Satu demi satu pelaku kekerasan mati berkalang tanah. Namun, tak ada jaminan, penebar teror itu musnah, karena jaringan teror ini tidak mengandaikan satu hierarki tunggal, tetapi dalam bentuk sel. Satu kelompok dengan yang lain mungkin tidak saling kenal, tetapi pada titik tertentu, salah satu pentolan dari kelompok itu menjalin hubungan. Jauh dari itu, persemaian dan penyebaran anggota baru telah menyusup hingga ke orang biasa yang mungkin salah satu dari tetangga kita. Tiba-tiba, sosok teroris itu bisa berwujud pelbagai rupa, dari petani biasa, orang berada, mahasiswa, hingga dosen.

Gus Martin dalam ”Understanding Terrorism: Challenges, Perspectives and Issues” (2010) menegaskan, satu hal penting untuk memahami kajian terorisme, ia merupakan kajian tentang perilaku manusia. Kajian ini juga berkait dengan penelitian tentang interaksi manusia yang mudah berubah pendirian. Untuk itu, memahami terorisme dengan sendirinya memeriksa kembali peristiwa, ide, motivasi, teori, dan sejarah yang menyebabkan tindak kekerasan teror. Semua ini tidak bisa dipisahkan dan pada waktu yang sama mengandaikan pendekatan pelbagai disiplin, seperti ilmu politik, pemerintahan, administrasi keadilan, sosiologi, sejarah, dan filsafat.

Teori psikologis

Menurut Martha Crenshaw (2007), ada penjelasan berkait dengan perilaku, tingkat individu, dan kelompok. Yang pertama, melihat keputusan keterlibatan dalam kekerasan politik acapkali merupakah buah dari peristiwa penting di dalam kehidupan seseorang yang menimbulkan perasaan antisosial. Sering kali motivasi melakukan kekerasan berasal dari ketidakpuasan pribadi dengan hidup dan prestasinya. Pada saat yang sama, pelaku teror memproyeksikan motivasi antisosialnya pada yang lain, sebagai pembenaran terhadap perbuatannya. Pada tingkat kelompok, motivasi psikologis merupakan intensitas dinamik kelompok di antara para teroris. Mereka menuntut kebulatan suara, dan tidak toleran terhadap pembangkangan. Intensitas pergaulan ini telah mengekalkan rasionalisasi terhadap tindakan kekerasan. Oleh karena itu, pelaku tidak bisa dianggap tidak sehat dan gila. Bahkan, dalam penelitian empiris tidak ditemukan psikopat dalam kelompok ini.

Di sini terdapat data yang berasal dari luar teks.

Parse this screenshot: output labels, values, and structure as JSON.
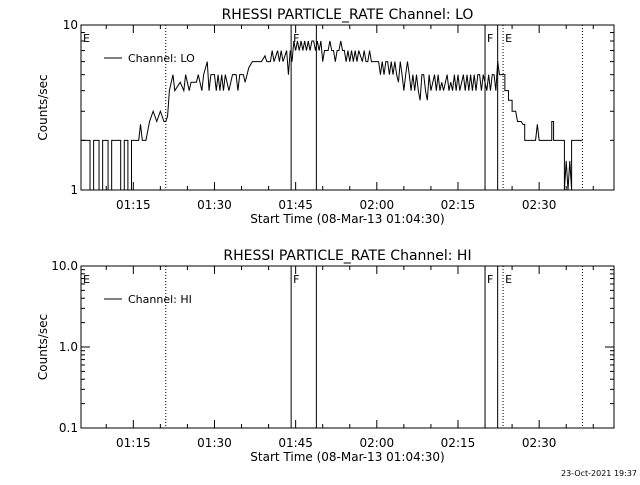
{
  "footer_timestamp": "23-Oct-2021 19:37",
  "chart_data": [
    {
      "type": "line",
      "title": "RHESSI PARTICLE_RATE Channel: LO",
      "xlabel": "Start Time (08-Mar-13 01:04:30)",
      "ylabel": "Counts/sec",
      "yscale": "log",
      "ylim": [
        1,
        10
      ],
      "y_ticks": [
        {
          "value": 1,
          "label": "1"
        },
        {
          "value": 10,
          "label": "10"
        }
      ],
      "xlim": [
        "01:05:20",
        "02:43:50"
      ],
      "x_ticks": [
        {
          "value": "01:15",
          "label": "01:15"
        },
        {
          "value": "01:30",
          "label": "01:30"
        },
        {
          "value": "01:45",
          "label": "01:45"
        },
        {
          "value": "02:00",
          "label": "02:00"
        },
        {
          "value": "02:15",
          "label": "02:15"
        },
        {
          "value": "02:30",
          "label": "02:30"
        }
      ],
      "legend": {
        "position": "top-left"
      },
      "series": [
        {
          "name": "Channel: LO",
          "color": "#000000",
          "points": [
            [
              "01:05:20",
              2
            ],
            [
              "01:07:00",
              2
            ],
            [
              "01:07:00",
              1
            ],
            [
              "01:07:40",
              1
            ],
            [
              "01:07:40",
              2
            ],
            [
              "01:08:40",
              2
            ],
            [
              "01:08:40",
              1
            ],
            [
              "01:09:20",
              1
            ],
            [
              "01:09:20",
              2
            ],
            [
              "01:10:20",
              2
            ],
            [
              "01:10:20",
              1
            ],
            [
              "01:11:00",
              1
            ],
            [
              "01:11:00",
              2
            ],
            [
              "01:12:40",
              2
            ],
            [
              "01:12:40",
              1
            ],
            [
              "01:13:20",
              1
            ],
            [
              "01:13:20",
              2
            ],
            [
              "01:14:00",
              2
            ],
            [
              "01:14:00",
              1
            ],
            [
              "01:14:40",
              1
            ],
            [
              "01:14:40",
              2
            ],
            [
              "01:16:00",
              2
            ],
            [
              "01:16:20",
              2.5
            ],
            [
              "01:16:40",
              2
            ],
            [
              "01:17:20",
              2
            ],
            [
              "01:18:00",
              2.6
            ],
            [
              "01:18:40",
              3
            ],
            [
              "01:19:20",
              2.6
            ],
            [
              "01:20:00",
              3
            ],
            [
              "01:20:40",
              2.6
            ],
            [
              "01:21:00",
              2.6
            ],
            [
              "01:21:20",
              2.8
            ],
            [
              "01:21:40",
              4
            ],
            [
              "01:22:20",
              5
            ],
            [
              "01:22:40",
              4
            ],
            [
              "01:23:40",
              4.5
            ],
            [
              "01:24:20",
              4
            ],
            [
              "01:24:40",
              5
            ],
            [
              "01:25:20",
              4
            ],
            [
              "01:25:40",
              4.5
            ],
            [
              "01:26:40",
              4.5
            ],
            [
              "01:27:00",
              5
            ],
            [
              "01:27:40",
              4
            ],
            [
              "01:28:00",
              5
            ],
            [
              "01:28:40",
              6
            ],
            [
              "01:29:00",
              4
            ],
            [
              "01:29:20",
              5
            ],
            [
              "01:30:00",
              5
            ],
            [
              "01:30:20",
              4
            ],
            [
              "01:30:40",
              5
            ],
            [
              "01:31:00",
              4
            ],
            [
              "01:31:20",
              5
            ],
            [
              "01:31:40",
              4
            ],
            [
              "01:32:00",
              5
            ],
            [
              "01:32:40",
              4
            ],
            [
              "01:33:20",
              5
            ],
            [
              "01:34:00",
              5
            ],
            [
              "01:34:20",
              4
            ],
            [
              "01:34:40",
              5
            ],
            [
              "01:35:20",
              5
            ],
            [
              "01:35:40",
              4.5
            ],
            [
              "01:36:20",
              5.5
            ],
            [
              "01:37:00",
              6
            ],
            [
              "01:37:40",
              6
            ],
            [
              "01:38:00",
              6
            ],
            [
              "01:38:40",
              6
            ],
            [
              "01:39:20",
              6.5
            ],
            [
              "01:39:40",
              6
            ],
            [
              "01:40:20",
              6
            ],
            [
              "01:40:40",
              7
            ],
            [
              "01:41:00",
              6
            ],
            [
              "01:41:40",
              7
            ],
            [
              "01:42:00",
              6
            ],
            [
              "01:42:20",
              7
            ],
            [
              "01:42:40",
              6
            ],
            [
              "01:43:20",
              7
            ],
            [
              "01:43:40",
              5
            ],
            [
              "01:44:00",
              7
            ],
            [
              "01:44:20",
              6
            ],
            [
              "01:44:40",
              8
            ],
            [
              "01:45:00",
              7
            ],
            [
              "01:45:20",
              8
            ],
            [
              "01:45:40",
              7
            ],
            [
              "01:46:00",
              8
            ],
            [
              "01:46:20",
              7
            ],
            [
              "01:46:40",
              8
            ],
            [
              "01:47:00",
              7
            ],
            [
              "01:47:20",
              8
            ],
            [
              "01:47:40",
              7
            ],
            [
              "01:48:00",
              8
            ],
            [
              "01:48:20",
              8
            ],
            [
              "01:48:40",
              7
            ],
            [
              "01:49:00",
              8
            ],
            [
              "01:49:20",
              7
            ],
            [
              "01:49:40",
              8
            ],
            [
              "01:50:00",
              6
            ],
            [
              "01:50:20",
              7
            ],
            [
              "01:51:00",
              7
            ],
            [
              "01:51:20",
              8
            ],
            [
              "01:51:40",
              7
            ],
            [
              "01:52:00",
              7
            ],
            [
              "01:52:20",
              6
            ],
            [
              "01:52:40",
              7
            ],
            [
              "01:53:00",
              7
            ],
            [
              "01:53:20",
              8
            ],
            [
              "01:53:40",
              7
            ],
            [
              "01:54:00",
              7
            ],
            [
              "01:54:20",
              6
            ],
            [
              "01:54:40",
              7
            ],
            [
              "01:55:00",
              6
            ],
            [
              "01:55:20",
              7
            ],
            [
              "01:55:40",
              6
            ],
            [
              "01:56:00",
              7
            ],
            [
              "01:56:20",
              6
            ],
            [
              "01:56:40",
              7
            ],
            [
              "01:57:20",
              6
            ],
            [
              "01:57:40",
              7
            ],
            [
              "01:58:00",
              6
            ],
            [
              "01:58:20",
              6
            ],
            [
              "01:58:40",
              7
            ],
            [
              "01:59:00",
              6
            ],
            [
              "01:59:20",
              6
            ],
            [
              "01:59:40",
              6
            ],
            [
              "02:00:20",
              6
            ],
            [
              "02:00:40",
              5
            ],
            [
              "02:01:00",
              6
            ],
            [
              "02:01:20",
              5
            ],
            [
              "02:01:40",
              6
            ],
            [
              "02:02:00",
              6
            ],
            [
              "02:02:20",
              5
            ],
            [
              "02:02:40",
              6
            ],
            [
              "02:03:00",
              5
            ],
            [
              "02:03:20",
              6
            ],
            [
              "02:03:40",
              5
            ],
            [
              "02:04:00",
              4.5
            ],
            [
              "02:04:20",
              6
            ],
            [
              "02:04:40",
              5
            ],
            [
              "02:05:00",
              4
            ],
            [
              "02:05:20",
              5
            ],
            [
              "02:05:40",
              6
            ],
            [
              "02:06:00",
              5
            ],
            [
              "02:06:20",
              4
            ],
            [
              "02:06:40",
              5
            ],
            [
              "02:07:00",
              4
            ],
            [
              "02:07:20",
              5
            ],
            [
              "02:07:40",
              4
            ],
            [
              "02:08:00",
              3.5
            ],
            [
              "02:08:20",
              5
            ],
            [
              "02:08:40",
              5
            ],
            [
              "02:09:00",
              4
            ],
            [
              "02:09:20",
              3.5
            ],
            [
              "02:09:40",
              5
            ],
            [
              "02:10:00",
              4
            ],
            [
              "02:10:40",
              5
            ],
            [
              "02:11:00",
              4
            ],
            [
              "02:11:20",
              5
            ],
            [
              "02:11:40",
              4
            ],
            [
              "02:12:00",
              4.5
            ],
            [
              "02:12:20",
              4
            ],
            [
              "02:13:00",
              5
            ],
            [
              "02:13:20",
              4
            ],
            [
              "02:13:40",
              4.5
            ],
            [
              "02:14:00",
              4
            ],
            [
              "02:14:20",
              5
            ],
            [
              "02:14:40",
              4
            ],
            [
              "02:15:00",
              5
            ],
            [
              "02:15:20",
              4
            ],
            [
              "02:16:00",
              5
            ],
            [
              "02:16:20",
              4
            ],
            [
              "02:16:40",
              5
            ],
            [
              "02:17:00",
              4
            ],
            [
              "02:17:20",
              5
            ],
            [
              "02:17:40",
              4
            ],
            [
              "02:18:00",
              5
            ],
            [
              "02:18:20",
              4
            ],
            [
              "02:18:40",
              5
            ],
            [
              "02:19:00",
              5
            ],
            [
              "02:19:20",
              4
            ],
            [
              "02:19:40",
              5
            ],
            [
              "02:20:20",
              4
            ],
            [
              "02:20:40",
              5
            ],
            [
              "02:21:00",
              4
            ],
            [
              "02:21:20",
              5
            ],
            [
              "02:21:40",
              5
            ],
            [
              "02:22:00",
              4
            ],
            [
              "02:22:20",
              6
            ],
            [
              "02:22:40",
              5
            ],
            [
              "02:23:40",
              5
            ],
            [
              "02:23:40",
              4
            ],
            [
              "02:24:20",
              4
            ],
            [
              "02:24:20",
              3.5
            ],
            [
              "02:25:00",
              3.5
            ],
            [
              "02:25:00",
              3
            ],
            [
              "02:25:40",
              3
            ],
            [
              "02:26:00",
              2.6
            ],
            [
              "02:26:40",
              2.6
            ],
            [
              "02:27:00",
              2.5
            ],
            [
              "02:27:20",
              2.5
            ],
            [
              "02:27:20",
              2
            ],
            [
              "02:29:20",
              2
            ],
            [
              "02:29:40",
              2.5
            ],
            [
              "02:30:00",
              2
            ],
            [
              "02:32:20",
              2
            ],
            [
              "02:32:20",
              2.6
            ],
            [
              "02:32:40",
              2.6
            ],
            [
              "02:32:40",
              2
            ],
            [
              "02:34:40",
              2
            ],
            [
              "02:34:40",
              1
            ],
            [
              "02:35:00",
              1.5
            ],
            [
              "02:35:20",
              1
            ],
            [
              "02:35:40",
              1.5
            ],
            [
              "02:36:00",
              1
            ],
            [
              "02:36:00",
              2
            ],
            [
              "02:38:00",
              2
            ]
          ]
        }
      ],
      "markers": [
        {
          "time": "01:05:20",
          "style": "dotted",
          "label": "E"
        },
        {
          "time": "01:21:00",
          "style": "dotted",
          "label": ""
        },
        {
          "time": "01:44:10",
          "style": "solid",
          "label": "F"
        },
        {
          "time": "01:48:50",
          "style": "solid",
          "label": ""
        },
        {
          "time": "02:20:00",
          "style": "solid",
          "label": "F"
        },
        {
          "time": "02:22:20",
          "style": "solid",
          "label": ""
        },
        {
          "time": "02:23:20",
          "style": "dotted",
          "label": "E"
        },
        {
          "time": "02:38:00",
          "style": "dotted",
          "label": ""
        }
      ]
    },
    {
      "type": "line",
      "title": "RHESSI PARTICLE_RATE Channel: HI",
      "xlabel": "Start Time (08-Mar-13 01:04:30)",
      "ylabel": "Counts/sec",
      "yscale": "log",
      "ylim": [
        0.1,
        10
      ],
      "y_ticks": [
        {
          "value": 0.1,
          "label": "0.1"
        },
        {
          "value": 1,
          "label": "1.0"
        },
        {
          "value": 10,
          "label": "10.0"
        }
      ],
      "xlim": [
        "01:05:20",
        "02:43:50"
      ],
      "x_ticks": [
        {
          "value": "01:15",
          "label": "01:15"
        },
        {
          "value": "01:30",
          "label": "01:30"
        },
        {
          "value": "01:45",
          "label": "01:45"
        },
        {
          "value": "02:00",
          "label": "02:00"
        },
        {
          "value": "02:15",
          "label": "02:15"
        },
        {
          "value": "02:30",
          "label": "02:30"
        }
      ],
      "legend": {
        "position": "top-left"
      },
      "series": [
        {
          "name": "Channel: HI",
          "color": "#000000",
          "points": []
        }
      ],
      "markers": [
        {
          "time": "01:05:20",
          "style": "dotted",
          "label": "E"
        },
        {
          "time": "01:21:00",
          "style": "dotted",
          "label": ""
        },
        {
          "time": "01:44:10",
          "style": "solid",
          "label": "F"
        },
        {
          "time": "01:48:50",
          "style": "solid",
          "label": ""
        },
        {
          "time": "02:20:00",
          "style": "solid",
          "label": "F"
        },
        {
          "time": "02:22:20",
          "style": "solid",
          "label": ""
        },
        {
          "time": "02:23:20",
          "style": "dotted",
          "label": "E"
        },
        {
          "time": "02:38:00",
          "style": "dotted",
          "label": ""
        }
      ]
    }
  ]
}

Bagaimanapun, teori tersebut dengan sendirinya memandang peran ”masyarakat” dalam membiakkan teroris. Coba lihat pada pelaku kekerasan atas nama Islam. Jika mereka sadar bahwa orang awam dan fasilitas umum tidak boleh dijadikan sasaran pengeboman dan pengrusakan yang merupakan praktik Nabi dalam perang, maka jelas-jelas tindak tanduk mereka melawan agamanya. Untuk itu, mengendus kehidupan pribadi pelaku adalah keniscayaan untuk mengenal lebih dekat apa sesungguhnya yang mendorong mereka menganut teologi kematian. Sayangnya, para pentolan teroris tewas sehingga dalih mereka tak sempat direkam.

Demikian pula, kehidupan yang tidak ramah pada seseorang telah memicu tindakannya untuk lari dari kebanyakan. Jika orang seperti ini menemukan tempat berteduh yang tepat, mungkin ia akan menemukan makna hidupnya. Namun jika tangan-tangan jahat merangkul pencarian identitasnya, maka pelampiasan semangat muda itu akan menjadi prahara. Lagi-lagi, masyarakat turut menyumbang lahirnya terorisme. Dengan demikian, usaha apa pun untuk memberantas kelompok itu akan berakhir sia-sia, jika kehidupan masyarakat umum yang dianggap normal sebenarnya penjara. Perasaan tertekan adalah lahan subur kekerasan, apa pun motivasinya.

Jalan keluar

Satu hal yang perlu dicermati, tindakan kekerasan itu merupakan cara ”yang lemah” untuk melawan ”yang kuat”. Dengan aksi kekerasan ini, mereka ingin keluar dari ketertindasan dan menghibur diri telah memperoleh kehormatan. Jika yang kuat cenderung dituntut awas dalam setiap waktu, yang lemah hanya memerlukan beberapa menit untuk melakukan kekerasan. Ini terjadi karena kadang yang kuat ”lelah”, sementara yang lemah setiap detik napasnya adalah perjuangan.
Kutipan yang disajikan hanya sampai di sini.